De hecho, lo que hemos visto en los últimos días con la saga de declaraciones e imputaciones que ha lanzado el otrora hombre fuerte de la gestión de Patricia Benavides, exfiscal de la Nación, no difiere mucho de anteriores episodios, aunque pocas veces ha sucedido que la repartición de acusaciones o absoluciones cubran un rango ideológico y político tan amplio.

Podría decirse incluso que todas las tiendas y membretes partidarios han sido alcanzados.

La Ley Orgánica del Ministerio Público es muy clara sobre los principios que deben regir la entidad, y la traemos a colación por la crisis profunda en que este nuevo escándalo la ha sumido.

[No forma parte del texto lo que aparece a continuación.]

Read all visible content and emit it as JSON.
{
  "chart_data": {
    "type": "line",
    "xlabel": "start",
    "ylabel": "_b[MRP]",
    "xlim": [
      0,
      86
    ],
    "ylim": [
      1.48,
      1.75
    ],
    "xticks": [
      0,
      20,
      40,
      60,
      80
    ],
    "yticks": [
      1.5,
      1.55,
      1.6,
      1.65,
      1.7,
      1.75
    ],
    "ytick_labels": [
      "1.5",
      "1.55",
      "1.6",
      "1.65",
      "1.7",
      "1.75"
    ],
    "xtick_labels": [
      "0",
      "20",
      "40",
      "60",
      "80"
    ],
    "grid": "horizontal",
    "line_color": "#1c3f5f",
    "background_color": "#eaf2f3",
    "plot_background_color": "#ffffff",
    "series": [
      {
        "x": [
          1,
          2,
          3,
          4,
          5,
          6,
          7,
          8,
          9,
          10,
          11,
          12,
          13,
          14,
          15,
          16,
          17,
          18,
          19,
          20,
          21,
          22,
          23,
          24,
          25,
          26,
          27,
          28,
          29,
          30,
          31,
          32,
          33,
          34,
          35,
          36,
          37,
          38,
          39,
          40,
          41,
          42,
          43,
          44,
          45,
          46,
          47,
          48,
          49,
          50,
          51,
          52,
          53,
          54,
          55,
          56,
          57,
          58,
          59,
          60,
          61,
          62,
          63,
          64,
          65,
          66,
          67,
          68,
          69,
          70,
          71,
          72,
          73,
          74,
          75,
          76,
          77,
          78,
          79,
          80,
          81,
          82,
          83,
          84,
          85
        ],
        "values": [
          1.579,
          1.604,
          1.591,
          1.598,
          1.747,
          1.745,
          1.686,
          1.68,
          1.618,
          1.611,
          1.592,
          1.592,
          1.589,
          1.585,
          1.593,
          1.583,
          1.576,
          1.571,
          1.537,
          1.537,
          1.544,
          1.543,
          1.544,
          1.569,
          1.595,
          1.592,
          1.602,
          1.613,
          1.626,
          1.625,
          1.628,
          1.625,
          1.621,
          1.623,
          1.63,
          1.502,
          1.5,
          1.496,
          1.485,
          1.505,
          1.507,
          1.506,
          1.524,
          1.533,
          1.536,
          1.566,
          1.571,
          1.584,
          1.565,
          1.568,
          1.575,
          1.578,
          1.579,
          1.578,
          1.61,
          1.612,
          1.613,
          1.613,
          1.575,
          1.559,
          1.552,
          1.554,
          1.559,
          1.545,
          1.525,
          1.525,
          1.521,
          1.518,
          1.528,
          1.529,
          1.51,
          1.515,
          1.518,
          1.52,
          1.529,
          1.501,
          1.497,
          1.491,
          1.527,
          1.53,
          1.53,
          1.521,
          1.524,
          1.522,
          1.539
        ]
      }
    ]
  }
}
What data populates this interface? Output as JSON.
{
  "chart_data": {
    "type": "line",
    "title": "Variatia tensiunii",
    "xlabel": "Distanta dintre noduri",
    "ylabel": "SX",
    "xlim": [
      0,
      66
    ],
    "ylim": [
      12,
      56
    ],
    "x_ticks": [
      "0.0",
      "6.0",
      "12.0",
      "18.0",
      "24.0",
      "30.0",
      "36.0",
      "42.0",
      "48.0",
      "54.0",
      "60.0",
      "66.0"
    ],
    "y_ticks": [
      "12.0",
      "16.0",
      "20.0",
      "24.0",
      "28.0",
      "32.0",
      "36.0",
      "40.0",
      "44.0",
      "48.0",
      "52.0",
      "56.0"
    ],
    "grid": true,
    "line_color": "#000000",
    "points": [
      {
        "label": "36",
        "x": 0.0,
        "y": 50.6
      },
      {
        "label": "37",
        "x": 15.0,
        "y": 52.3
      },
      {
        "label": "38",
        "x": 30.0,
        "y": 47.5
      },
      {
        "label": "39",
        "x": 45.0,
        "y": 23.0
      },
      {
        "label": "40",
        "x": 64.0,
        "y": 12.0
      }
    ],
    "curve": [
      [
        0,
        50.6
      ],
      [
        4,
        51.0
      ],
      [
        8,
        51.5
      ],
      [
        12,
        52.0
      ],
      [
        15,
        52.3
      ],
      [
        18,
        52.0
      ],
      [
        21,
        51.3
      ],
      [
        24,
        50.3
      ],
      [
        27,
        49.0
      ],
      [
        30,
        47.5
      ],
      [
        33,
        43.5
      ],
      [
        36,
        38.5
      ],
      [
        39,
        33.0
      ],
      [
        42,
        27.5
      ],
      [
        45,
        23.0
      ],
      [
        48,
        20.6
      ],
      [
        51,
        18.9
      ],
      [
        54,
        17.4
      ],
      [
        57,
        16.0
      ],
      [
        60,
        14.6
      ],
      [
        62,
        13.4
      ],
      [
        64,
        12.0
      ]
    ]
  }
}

“El Ministerio Público es el organismo autónomo del Estado que tiene como funciones principales la defensa de la legalidad, los derechos ciudadanos y los intereses públicos... También velará por la prevención del delito dentro de las limitaciones que resultan de la presente ley y por la independencia de los órganos judiciales y la recta administración de justicia”, reza su texto rector.

Pues bien, por lo visto y escuchado en los últimos días, autonomía e independencia no habrían sido precisamente los principios que han hecho respetar los últimos cuatro titulares de la institución.

Sin embargo, la opción no es intervenir la entidad, como plantean los mismos políticos que en años anteriores la manipularon groseramente, sino fortalecerla con mayor presupuesto, mejores fiscales supremos y recursos logísticos necesarios. Sería, cuando menos, un buen punto de partida para comenzar a recuperar su independencia.

Sin un Ministerio Público libre de sospechas sobre su probidad, profesionalismo e independencia, el sistema político en que se basa nuestra democracia será vulnerable, por lo tanto, presa fácil de los así llamados poderes fácticos o los extremismos políticos, que no dejan de conspirar en su contra y en contra de la salud de las instituciones en nuestro país.